L'inconnu talentueux qui se cache derrière le nom trompeur de The Psychedelic Ensemble a encore frappé. Il nous revient comme à son habitude avec un concept album ambitieux, gorgé de musiques symphoniques et virevoltantes frappées du sceau d'un progressif agencé et exécuté selon les règles de l'art. Cerise sur le gâteau, la présence d'un orchestre symphonique et d'une chanteuse feront certainement baver d'avance les fans du genre.
Et il est vrai que les premières minutes du titre d'ouverture judicieusement appelé 'Overture' font illusion : une instrumentation ample mélangeant l'orchestre et les instruments électriques compose une introduction classico-cinématique du meilleur effet, augure d'un excellent moment musical. La deuxième partie du titre, plus enlevée et plus électrique, sert surtout de prétexte à des envolées à la guitare et aux claviers jouées à un train d'enfer, dont l'impact est amoindri par quelques effets de répétition et l'impression que la trame musicale s'égare un peu par moments au profit de la seule rapidité d'exécution.
Ce titre condense toutes les qualités et tous les défauts qu'on pourra trouver à cet album. Côté qualités, on retrouve un foisonnement d'idées, une profusion de solos à la guitare et aux claviers (le nom d'ELP vient souvent à l'esprit) faisant montre d'une grande virtuosité, de belles prestations vocales tant masculines que féminines, la présence de chœurs bien dosés et de beaux moments mélodiques. Mais ces belles dispositions sont contrariées par trop de générosité, trop d'idées, trop de changements de rythmes, trop de superpositions de couches instrumentales et vocales, trop de force et de vitesse, … trop de tout. Cette surabondance noie l'auditeur et le perd, oubliant au passage de garder une petite place pour l'émotion.
C'est énervant car il y a de très beaux moments qui se trouvent malheureusement perdus au milieu d'autres plus quelconques. On a l'impression qu'à trop vouloir montrer ses indéniables qualités de composition et d'exécution, The Psychedelic Ensemble a réuni en un album suffisamment d'idées pour en enregistrer plusieurs. Les meilleurs passages se trouvent finalement ceux durant lesquels l'orchestre arrive à s'exprimer seul ('Overture', le début et la fin de 'The Golden King', 'Finale') ou sur lesquels la gracieuse voix d'Ann Caren se pose ('The Queen Of Sorrow', 'Great Day'). Musicalement, on voyage entre ELP et Yes avec le panache parfois verbeux des premiers et la complexité quelquefois prise de tête des seconds.

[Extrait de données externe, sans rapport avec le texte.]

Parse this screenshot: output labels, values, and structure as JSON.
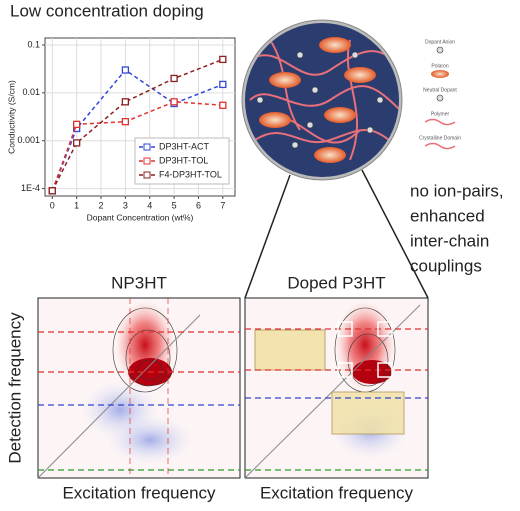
{
  "header": {
    "title": "Low concentration doping"
  },
  "chart_data": {
    "type": "line",
    "y_label": "Conductivity (S/cm)",
    "x_label": "Dopant Concentration (wt%)",
    "x": [
      0,
      1,
      3,
      5,
      7
    ],
    "series": [
      {
        "name": "DP3HT-ACT",
        "color": "#3146d6",
        "values": [
          9e-05,
          0.0018,
          0.03,
          0.006,
          0.015
        ]
      },
      {
        "name": "DP3HT-TOL",
        "color": "#e0312f",
        "values": [
          9e-05,
          0.0022,
          0.0025,
          0.0065,
          0.0055
        ]
      },
      {
        "name": "F4-DP3HT-TOL",
        "color": "#8a1f1f",
        "values": [
          9e-05,
          0.0009,
          0.0065,
          0.02,
          0.05
        ]
      }
    ],
    "xlim": [
      -0.3,
      7.5
    ],
    "ylim": [
      7e-05,
      0.14
    ],
    "xticks": [
      0,
      1,
      2,
      3,
      4,
      5,
      6,
      7
    ],
    "yticks": [
      {
        "value": 0.0001,
        "label": "1E-4"
      },
      0.001,
      0.01,
      0.1
    ],
    "log_y": true,
    "grid": true,
    "legend": "lower right"
  },
  "schematic": {
    "legend": [
      "Dopant Anion",
      "Polaron",
      "Neutral Dopant",
      "Polymer",
      "Crystalline Domain"
    ]
  },
  "annotation": {
    "lines": [
      "no ion-pairs,",
      "enhanced",
      "inter-chain",
      "couplings"
    ]
  },
  "panels": [
    {
      "title": "NP3HT",
      "x_label": "Excitation frequency",
      "y_label": "Detection frequency"
    },
    {
      "title": "Doped P3HT",
      "x_label": "Excitation frequency"
    }
  ]
}
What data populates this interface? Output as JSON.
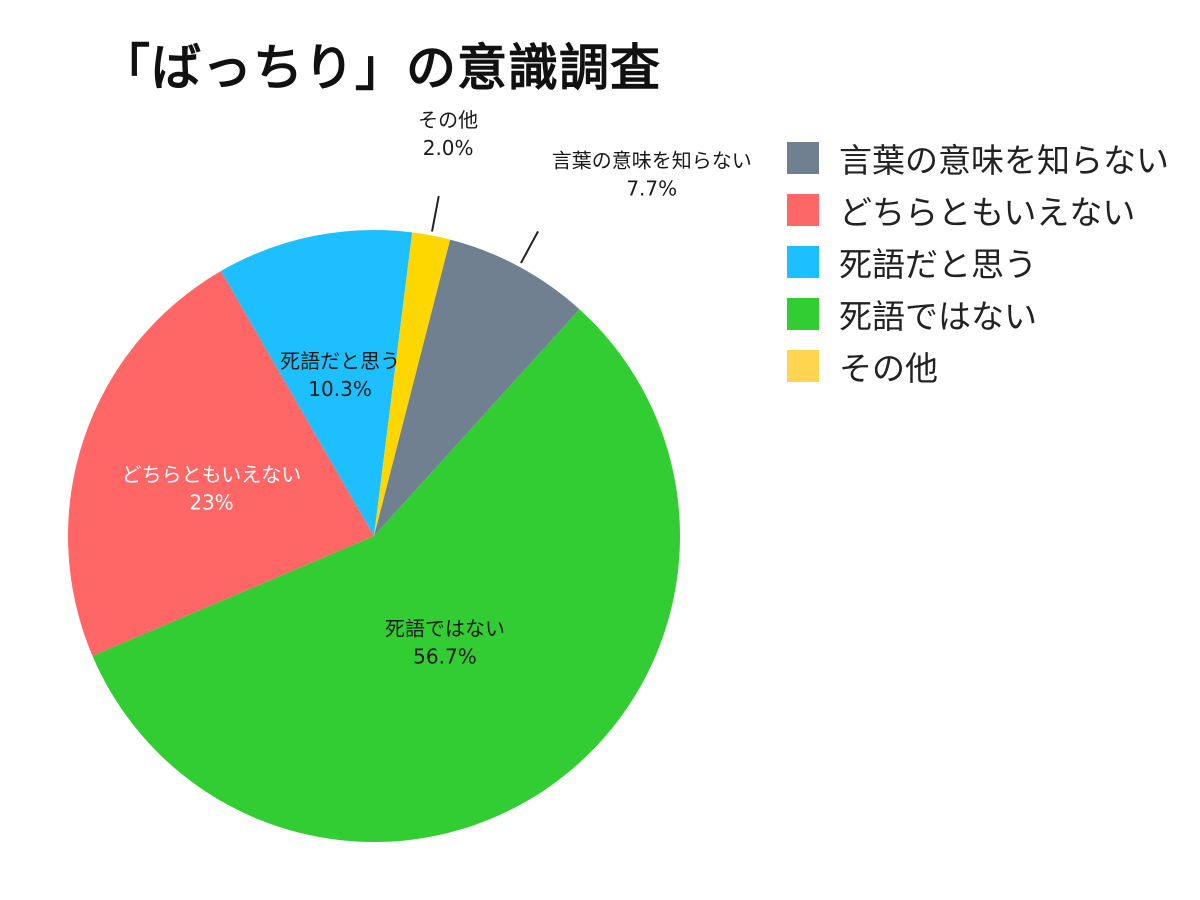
{
  "chart_data": {
    "type": "pie",
    "title": "「ばっちり」の意識調査",
    "legend_position": "right",
    "slices": [
      {
        "label": "言葉の意味を知らない",
        "value": 7.7,
        "value_label": "7.7%",
        "color": "#708090"
      },
      {
        "label": "死語ではない",
        "value": 56.7,
        "value_label": "56.7%",
        "color": "#32CD32"
      },
      {
        "label": "どちらともいえない",
        "value": 23,
        "value_label": "23%",
        "color": "#FF6666"
      },
      {
        "label": "死語だと思う",
        "value": 10.3,
        "value_label": "10.3%",
        "color": "#1EBFFF"
      },
      {
        "label": "その他",
        "value": 2.0,
        "value_label": "2.0%",
        "color": "#FFD700"
      }
    ],
    "legend": [
      {
        "label": "言葉の意味を知らない",
        "color": "#708090"
      },
      {
        "label": "どちらともいえない",
        "color": "#FF6666"
      },
      {
        "label": "死語だと思う",
        "color": "#1EBFFF"
      },
      {
        "label": "死語ではない",
        "color": "#32CD32"
      },
      {
        "label": "その他",
        "color": "#FFD54F"
      }
    ]
  }
}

The Psychedelic Ensemble est comme un volcan sous pression prêt à déverser des jets de lave musicale à tout moment, semblant avoir des difficultés à canaliser son énergie, ce qui donne un côté un peu "foutoir" à l'album. Le disque ressemble à un gros gâteau à la crème : l'extérieur est appétissant et les premières bouchées délicieuses, mais l'abus de sucreries finit par le rendre écœurant. Si je peux paraître sévère, cela part de l'adage selon lequel qui aime bien châtie bien. The Psychedelic Ensemble dispose d'un énorme potentiel qu'il a tendance à gaspiller dans une surenchère de moyens : on a toujours l'impression de passer à deux doigts de quelque chose d'intéressant mais on reste finalement sur sa faim. Les amateurs de virtuosité pure y trouveront peut-être leur compte, ceux qui lui préfèreront l'émotion seront plus difficilement conquis.